Die Anzahl der öffentlichkeitswirksamen (high-profile) Angriffe hatte sich von 1.6. - 20.11.2017 im Gegensatz zum Vergleichszeitraum des Vorjahres erhöht (USDOD 12.2017). In den ersten Monaten des Jahres 2018 wurden verstärkt Angriffe bzw. Anschläge durch die Taliban und den IS in verschiedenen Teilen Kabuls ausgeführt (AJ 24.2.2018; vgl. Slate 22.4.2018).
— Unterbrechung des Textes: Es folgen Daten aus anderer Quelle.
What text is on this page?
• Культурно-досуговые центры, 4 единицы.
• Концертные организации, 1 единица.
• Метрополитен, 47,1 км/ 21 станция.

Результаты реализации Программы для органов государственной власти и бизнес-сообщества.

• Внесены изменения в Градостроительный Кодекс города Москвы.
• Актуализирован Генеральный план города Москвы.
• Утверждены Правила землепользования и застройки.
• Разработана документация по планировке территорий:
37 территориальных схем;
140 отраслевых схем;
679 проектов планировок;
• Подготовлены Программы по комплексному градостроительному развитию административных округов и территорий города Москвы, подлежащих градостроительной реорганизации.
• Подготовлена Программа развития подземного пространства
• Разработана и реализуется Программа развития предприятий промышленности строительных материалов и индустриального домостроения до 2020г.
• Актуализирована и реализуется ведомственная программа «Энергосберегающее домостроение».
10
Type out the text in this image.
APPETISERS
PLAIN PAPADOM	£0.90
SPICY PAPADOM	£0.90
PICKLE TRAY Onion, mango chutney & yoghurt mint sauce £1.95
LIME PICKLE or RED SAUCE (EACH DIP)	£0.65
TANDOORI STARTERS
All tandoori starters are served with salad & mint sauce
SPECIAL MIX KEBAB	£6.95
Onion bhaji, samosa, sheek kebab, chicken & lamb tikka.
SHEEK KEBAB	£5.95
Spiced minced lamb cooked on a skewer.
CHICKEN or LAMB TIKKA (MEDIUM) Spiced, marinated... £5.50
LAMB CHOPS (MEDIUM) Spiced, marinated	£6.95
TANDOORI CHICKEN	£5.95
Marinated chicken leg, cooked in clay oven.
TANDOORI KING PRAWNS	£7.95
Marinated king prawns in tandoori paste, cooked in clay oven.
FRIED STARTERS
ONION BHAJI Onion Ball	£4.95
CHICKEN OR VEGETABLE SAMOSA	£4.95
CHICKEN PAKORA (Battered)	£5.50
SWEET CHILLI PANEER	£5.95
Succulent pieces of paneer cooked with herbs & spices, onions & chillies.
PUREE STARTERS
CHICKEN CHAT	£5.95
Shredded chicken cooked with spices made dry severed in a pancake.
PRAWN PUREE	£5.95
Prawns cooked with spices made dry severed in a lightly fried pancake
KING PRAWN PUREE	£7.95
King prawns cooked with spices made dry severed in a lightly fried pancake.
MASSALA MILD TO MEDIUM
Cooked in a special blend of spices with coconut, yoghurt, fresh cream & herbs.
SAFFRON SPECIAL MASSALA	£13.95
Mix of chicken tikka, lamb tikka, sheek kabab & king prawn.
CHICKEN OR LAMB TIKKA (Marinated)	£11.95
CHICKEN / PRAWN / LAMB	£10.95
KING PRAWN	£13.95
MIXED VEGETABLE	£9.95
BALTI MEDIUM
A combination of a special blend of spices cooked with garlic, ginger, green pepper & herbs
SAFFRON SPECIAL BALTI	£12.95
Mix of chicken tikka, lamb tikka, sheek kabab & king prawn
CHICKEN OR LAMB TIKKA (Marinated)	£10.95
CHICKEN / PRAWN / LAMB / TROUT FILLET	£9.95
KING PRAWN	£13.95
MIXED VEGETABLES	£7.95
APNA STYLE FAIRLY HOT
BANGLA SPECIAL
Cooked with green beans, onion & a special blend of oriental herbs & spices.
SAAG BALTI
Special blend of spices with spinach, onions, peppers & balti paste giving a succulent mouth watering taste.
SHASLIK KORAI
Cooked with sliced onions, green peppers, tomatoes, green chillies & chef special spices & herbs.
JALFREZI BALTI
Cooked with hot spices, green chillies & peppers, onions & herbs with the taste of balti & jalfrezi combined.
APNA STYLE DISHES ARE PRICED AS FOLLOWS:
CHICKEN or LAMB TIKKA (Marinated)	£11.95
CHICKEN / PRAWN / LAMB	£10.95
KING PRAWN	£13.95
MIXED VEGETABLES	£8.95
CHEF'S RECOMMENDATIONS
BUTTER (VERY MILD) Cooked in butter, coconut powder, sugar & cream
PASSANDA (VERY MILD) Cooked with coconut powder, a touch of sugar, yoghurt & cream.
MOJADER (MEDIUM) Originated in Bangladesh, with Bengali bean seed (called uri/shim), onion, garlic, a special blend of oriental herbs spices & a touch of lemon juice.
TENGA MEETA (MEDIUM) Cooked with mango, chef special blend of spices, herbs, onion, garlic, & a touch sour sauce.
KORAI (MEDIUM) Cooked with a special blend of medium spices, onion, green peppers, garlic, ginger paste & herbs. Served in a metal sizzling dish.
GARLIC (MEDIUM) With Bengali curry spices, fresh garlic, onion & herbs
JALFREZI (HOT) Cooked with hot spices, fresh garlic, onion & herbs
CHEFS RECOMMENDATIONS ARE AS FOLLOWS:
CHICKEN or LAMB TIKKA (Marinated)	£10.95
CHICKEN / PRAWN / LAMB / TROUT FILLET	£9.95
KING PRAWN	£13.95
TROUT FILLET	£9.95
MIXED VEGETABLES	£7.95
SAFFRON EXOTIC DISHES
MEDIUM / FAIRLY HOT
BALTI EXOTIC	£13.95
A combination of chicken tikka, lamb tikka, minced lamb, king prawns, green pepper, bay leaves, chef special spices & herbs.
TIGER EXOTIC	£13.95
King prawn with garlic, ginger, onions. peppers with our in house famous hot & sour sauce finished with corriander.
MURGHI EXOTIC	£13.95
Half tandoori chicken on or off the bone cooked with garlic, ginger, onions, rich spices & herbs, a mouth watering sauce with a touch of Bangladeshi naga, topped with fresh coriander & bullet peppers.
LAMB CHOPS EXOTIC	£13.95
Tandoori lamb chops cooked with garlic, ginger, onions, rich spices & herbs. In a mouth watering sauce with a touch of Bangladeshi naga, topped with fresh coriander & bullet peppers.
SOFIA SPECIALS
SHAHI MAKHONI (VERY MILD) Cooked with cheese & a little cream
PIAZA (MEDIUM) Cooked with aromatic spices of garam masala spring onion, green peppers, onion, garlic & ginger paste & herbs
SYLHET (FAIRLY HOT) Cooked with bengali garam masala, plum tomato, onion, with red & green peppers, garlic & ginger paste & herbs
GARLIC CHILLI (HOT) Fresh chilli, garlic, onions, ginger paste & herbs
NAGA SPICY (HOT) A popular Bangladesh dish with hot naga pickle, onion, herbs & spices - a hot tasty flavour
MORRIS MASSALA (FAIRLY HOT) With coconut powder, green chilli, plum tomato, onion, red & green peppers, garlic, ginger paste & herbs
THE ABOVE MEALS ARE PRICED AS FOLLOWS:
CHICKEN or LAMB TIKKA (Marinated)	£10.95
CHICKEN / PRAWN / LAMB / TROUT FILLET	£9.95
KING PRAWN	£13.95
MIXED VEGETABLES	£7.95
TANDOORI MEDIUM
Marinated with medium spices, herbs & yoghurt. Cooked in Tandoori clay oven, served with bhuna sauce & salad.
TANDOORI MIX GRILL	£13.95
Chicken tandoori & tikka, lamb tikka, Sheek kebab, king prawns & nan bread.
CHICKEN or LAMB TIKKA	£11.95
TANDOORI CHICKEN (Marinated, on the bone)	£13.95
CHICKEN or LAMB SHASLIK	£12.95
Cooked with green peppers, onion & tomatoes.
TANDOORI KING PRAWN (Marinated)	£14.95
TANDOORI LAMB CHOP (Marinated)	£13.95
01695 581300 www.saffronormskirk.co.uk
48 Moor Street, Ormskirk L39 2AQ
Als Antwort auf die zunehmenden Angriffe wurden Luftangriffe und Sicherheitsoperationen verstärkt, wodurch Aufständische in einigen Gegenden zurückgedrängt wurden (BBC 21.3.2018); auch wurden in der Hauptstadt verstärkt Spezialoperationen durchgeführt, wie auch die Bemühungen der US-Amerikaner, Terroristen zu identifizieren und zu lokalisieren (WSJ 21.3.2018).

Landesweit haben Aufständische, inklusive der Taliban und des IS, in den Monaten vor Jänner 2018 ihre Angriffe auf afghanische Truppen und Polizisten intensiviert (TG 29.1.2018; vgl. BBC 29.1.2018); auch hat die Gewalt Aufständischer gegenüber Mitarbeiter/innen von Hilfsorganisationen in den letzten Jahren zugenommen (The Guardian 24.1.2018). Die Taliban verstärken ihre Operationen, um ausländische Kräfte zu vertreiben; der IS hingegen versucht, seinen relativ kleinen Einflussbereich zu erweitern. Die Hauptstadt Kabul ist in diesem Falle für beide Gruppierungen interessant (AP 30.1.2018).

Regierungsfeindliche Gruppierungen (Länderinformationsblatt für Afghanistan vom 29.06.2018 mit Kurzinformation vom 04.06.2019)

Terroristische und aufständische Gruppierungen stellen Afghanistan und die Koalitionskräfte vor erhebliche Herausforderungen. Derzeit sind rund 20 terroristische Organisationen in Afghanistan zu finden:

das von außen unterstützte Haqqani-Netzwerk stellt nach wie vor die größte Gefährdung für afghanische und internationale Kräfte dar. Die Verflechtung von Taliban und Haqqani-Netzwerk ist so intensiv, dass diese beiden Gruppierungen als Fraktionen ein und derselben Gruppe angesehen werden. Wenn auch die Taliban öffentlich verkündet haben, sie würden zivile Opfer einschränken, so führt das Haqqani-Netzwerk auch weiterhin Angriffe in bevölkerungsreichen Gegenden aus (USDOD 12.2017).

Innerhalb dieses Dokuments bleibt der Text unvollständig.